Ronan exhales once, slow, then shuts the door again.
"This is bad," I say.
"This is the Council," he replies. "They don't like being denied their first choice. When that happens, they overcompensate."
"What happens in a combined room?" I ask.
He looks at me. "Nothing gentle."
"Can you stop it?"
"No."
He doesn't offer comfort. He doesn't lie.
He just offers his hand.
Not like a romantic gesture, not like a prince.
Palm up. Practical. Steady.
"Stand up," he says. "If we go on our feet, we walk in instead of being dragged in."
My legs tremble when I rise.
I don't take his hand.
I want to.I don't.
His fingers curl back without offense.
He opens the door for me.
Mara waits in the hall, anxiety written all over her face. "They expect you in five minutes," she says. "Ronan, you can't be in there."
"I know," he says.
"Then why are you—"
He looks at me instead of her. "Because if they're putting three sectors in one room with you, Cassian won't be the only problem."

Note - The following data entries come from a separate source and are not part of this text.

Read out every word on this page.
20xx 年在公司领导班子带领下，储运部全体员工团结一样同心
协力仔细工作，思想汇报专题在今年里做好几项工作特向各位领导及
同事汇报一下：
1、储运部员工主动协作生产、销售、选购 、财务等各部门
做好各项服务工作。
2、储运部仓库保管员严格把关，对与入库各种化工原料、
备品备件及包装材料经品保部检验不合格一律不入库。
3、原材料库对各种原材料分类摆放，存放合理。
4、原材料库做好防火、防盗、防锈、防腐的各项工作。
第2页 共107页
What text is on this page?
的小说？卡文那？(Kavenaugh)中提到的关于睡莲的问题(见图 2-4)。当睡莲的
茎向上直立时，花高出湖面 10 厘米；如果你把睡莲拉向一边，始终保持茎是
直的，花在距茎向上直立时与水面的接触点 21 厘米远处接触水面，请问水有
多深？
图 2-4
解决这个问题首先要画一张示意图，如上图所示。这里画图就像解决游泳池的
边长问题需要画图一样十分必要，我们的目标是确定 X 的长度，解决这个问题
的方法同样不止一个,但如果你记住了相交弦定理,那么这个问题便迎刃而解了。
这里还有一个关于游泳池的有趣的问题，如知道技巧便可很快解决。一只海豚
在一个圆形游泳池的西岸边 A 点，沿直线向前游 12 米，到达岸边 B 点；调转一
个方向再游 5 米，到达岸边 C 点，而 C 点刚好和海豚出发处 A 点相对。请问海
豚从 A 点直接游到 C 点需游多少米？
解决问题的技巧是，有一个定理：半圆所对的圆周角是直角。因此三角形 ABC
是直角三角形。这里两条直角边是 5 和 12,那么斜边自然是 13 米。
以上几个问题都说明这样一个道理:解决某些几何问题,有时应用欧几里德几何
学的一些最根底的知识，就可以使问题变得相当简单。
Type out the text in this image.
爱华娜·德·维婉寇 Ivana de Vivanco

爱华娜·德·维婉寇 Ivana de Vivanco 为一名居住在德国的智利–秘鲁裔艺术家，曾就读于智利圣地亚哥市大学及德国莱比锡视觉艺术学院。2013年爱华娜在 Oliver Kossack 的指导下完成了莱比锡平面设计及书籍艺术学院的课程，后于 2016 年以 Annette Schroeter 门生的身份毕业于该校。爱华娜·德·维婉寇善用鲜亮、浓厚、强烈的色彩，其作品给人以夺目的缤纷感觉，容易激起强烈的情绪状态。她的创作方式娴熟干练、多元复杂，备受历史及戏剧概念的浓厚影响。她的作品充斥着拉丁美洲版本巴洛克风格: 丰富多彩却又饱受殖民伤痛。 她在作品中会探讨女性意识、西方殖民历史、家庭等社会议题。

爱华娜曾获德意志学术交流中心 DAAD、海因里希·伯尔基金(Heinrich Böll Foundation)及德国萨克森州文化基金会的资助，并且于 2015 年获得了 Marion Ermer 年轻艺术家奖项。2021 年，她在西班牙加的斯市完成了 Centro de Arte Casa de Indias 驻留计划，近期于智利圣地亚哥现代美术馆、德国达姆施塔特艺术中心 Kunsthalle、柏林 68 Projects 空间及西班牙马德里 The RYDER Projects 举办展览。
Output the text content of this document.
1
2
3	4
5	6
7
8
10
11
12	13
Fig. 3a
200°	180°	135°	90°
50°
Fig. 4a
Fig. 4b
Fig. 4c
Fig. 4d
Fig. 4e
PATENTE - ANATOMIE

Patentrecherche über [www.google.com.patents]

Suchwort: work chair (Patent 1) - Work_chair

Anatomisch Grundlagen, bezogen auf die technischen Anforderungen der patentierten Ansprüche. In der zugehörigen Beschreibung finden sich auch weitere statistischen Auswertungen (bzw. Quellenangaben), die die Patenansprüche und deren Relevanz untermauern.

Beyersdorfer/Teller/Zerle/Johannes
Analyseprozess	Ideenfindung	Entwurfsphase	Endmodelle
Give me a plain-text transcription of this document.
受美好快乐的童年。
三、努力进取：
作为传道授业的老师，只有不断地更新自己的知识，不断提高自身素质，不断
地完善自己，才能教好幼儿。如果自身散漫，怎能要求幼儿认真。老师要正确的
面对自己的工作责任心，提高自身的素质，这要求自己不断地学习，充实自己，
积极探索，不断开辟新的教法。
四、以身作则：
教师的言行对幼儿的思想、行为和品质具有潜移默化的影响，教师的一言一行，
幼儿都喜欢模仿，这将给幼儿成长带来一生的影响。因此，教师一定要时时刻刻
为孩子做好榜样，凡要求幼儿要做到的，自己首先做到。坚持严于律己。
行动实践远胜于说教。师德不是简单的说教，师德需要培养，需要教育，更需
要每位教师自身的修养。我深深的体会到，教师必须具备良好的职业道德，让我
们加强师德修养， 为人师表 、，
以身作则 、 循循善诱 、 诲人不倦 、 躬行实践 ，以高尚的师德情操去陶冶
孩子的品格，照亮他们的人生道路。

My mouth goes dry. "Who else?"
"Corporate will want numbers," he says. "Security will want control. Political will want something to exploit. That's three different angles. You need someone who knows where their lines are."
Mara stares at him. "You're going to get yourself removed from the Selection entirely."
He shrugs, as if that doesn't matter. "Maybe that's what I want."
Her eyes flick to me, then back to him.
"Don't lie," she whispers. "Not to yourself, and not in front of her."
He doesn't respond.
He just nods down the hall.
"Time's up," he says. "Walk."
I do.
Because the Council adjusted the game again.Because my refusal in the hallway didn't save me—it doubled the pressure.Because three sectors in one room is not evaluation.
It's a test to see how fast I crack.
And for reasons I don't understand yet, Ronan Blackwell decided he's not going to watch that from a distance.